We want to move forward in the context of standardising the business processes that obtain within the HSE. In certain instances to date, performance has been patchy with regard to the way in which waiting lists are calculated and referrals to social work services are assessed. We cannot, therefore, truly compare the delivery of child protection services throughout the country in a contemporaneous way. As a result, the process must be standardised. We have made substantial progress in this regard and I met representatives of the HSE earlier today in order to discuss the nature of that progress. Cases such as that which arose in Roscommon underline the absolute importance of delivering a first-class, standardised HSE service.

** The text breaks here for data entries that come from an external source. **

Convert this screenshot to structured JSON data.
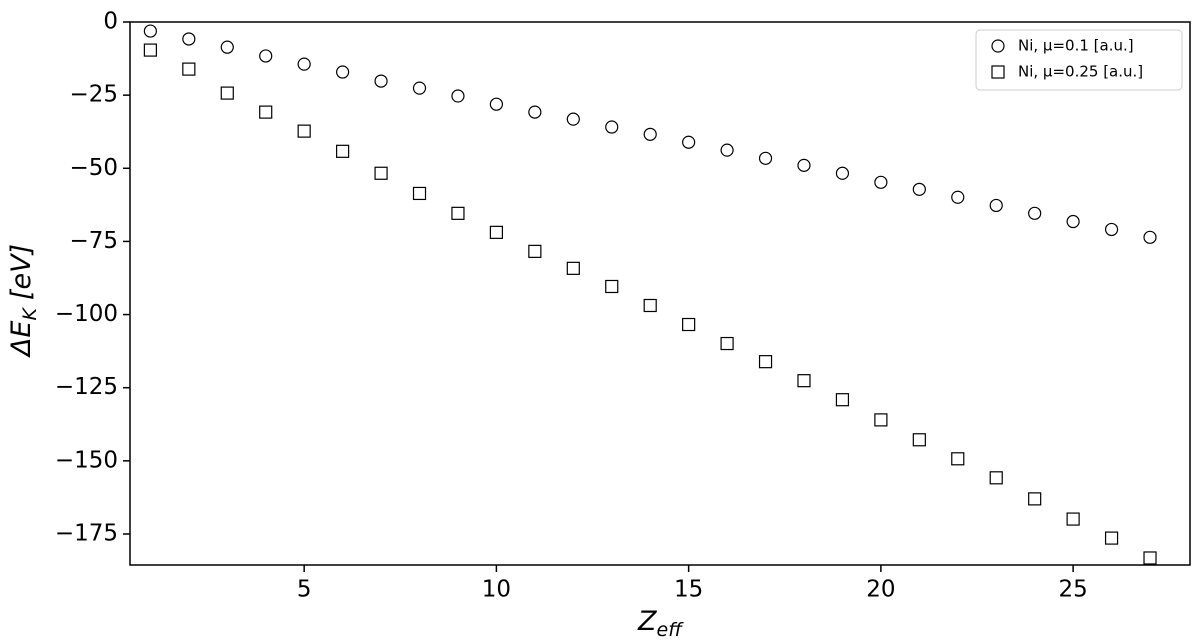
{
  "chart_data": {
    "type": "scatter",
    "x_label": {
      "main": "Z",
      "sub": "eff"
    },
    "y_label": {
      "main": "ΔE",
      "sub": "K",
      "unit": "[eV]"
    },
    "x": [
      1,
      2,
      3,
      4,
      5,
      6,
      7,
      8,
      9,
      10,
      11,
      12,
      13,
      14,
      15,
      16,
      17,
      18,
      19,
      20,
      21,
      22,
      23,
      24,
      25,
      26,
      27
    ],
    "series": [
      {
        "name": "Ni, μ=0.1 [a.u.]",
        "marker": "circle",
        "color": "#000000",
        "values": [
          -3.1,
          -5.8,
          -8.6,
          -11.6,
          -14.4,
          -17.1,
          -20.2,
          -22.6,
          -25.3,
          -28.1,
          -30.8,
          -33.2,
          -35.9,
          -38.4,
          -41.1,
          -43.8,
          -46.6,
          -49.0,
          -51.7,
          -54.8,
          -57.2,
          -59.9,
          -62.7,
          -65.4,
          -68.2,
          -70.9,
          -73.6
        ]
      },
      {
        "name": "Ni, μ=0.25 [a.u.]",
        "marker": "square",
        "color": "#000000",
        "values": [
          -9.6,
          -16.1,
          -24.3,
          -30.8,
          -37.3,
          -44.2,
          -51.7,
          -58.6,
          -65.4,
          -71.9,
          -78.4,
          -84.2,
          -90.4,
          -96.9,
          -103.4,
          -109.9,
          -116.1,
          -122.6,
          -129.1,
          -136.0,
          -142.8,
          -149.3,
          -155.8,
          -163.0,
          -169.9,
          -176.4,
          -183.2
        ]
      }
    ],
    "xlim": [
      0.47,
      28.04
    ],
    "ylim": [
      -185.6,
      0
    ],
    "xticks": [
      5,
      10,
      15,
      20,
      25
    ],
    "yticks": [
      0,
      {
        "value": -25,
        "label": "−25"
      },
      {
        "value": -50,
        "label": "−50"
      },
      {
        "value": -75,
        "label": "−75"
      },
      {
        "value": -100,
        "label": "−100"
      },
      {
        "value": -125,
        "label": "−125"
      },
      {
        "value": -150,
        "label": "−150"
      },
      {
        "value": -175,
        "label": "−175"
      }
    ],
    "grid": false,
    "legend": "upper-right"
  }
}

The HSE is also responsible for the delivery of social services. The services provided by social workers are too often denigrated. In my view, social workers must deal with incredible challenges. For example, they must decide whether to leave children with their families or remove them. Such decisions can affect children for the remainder of their lives. We must support social workers and talk up the work they do. Morale is crucial to the delivery of good social services and we have an extremely important role to play in that regard.

I hope that in the coming months — if it can be agreed among those responsible for delivering the relevant services — we will be in a position to place in the public domain the information relating to some of the progress we have made. By European standards rather than any subjective analysis, the HSE has made substantial progress. We must remember the crucial and central role to be played by those charged with delivering child protection services and social workers in the overall area of health service delivery.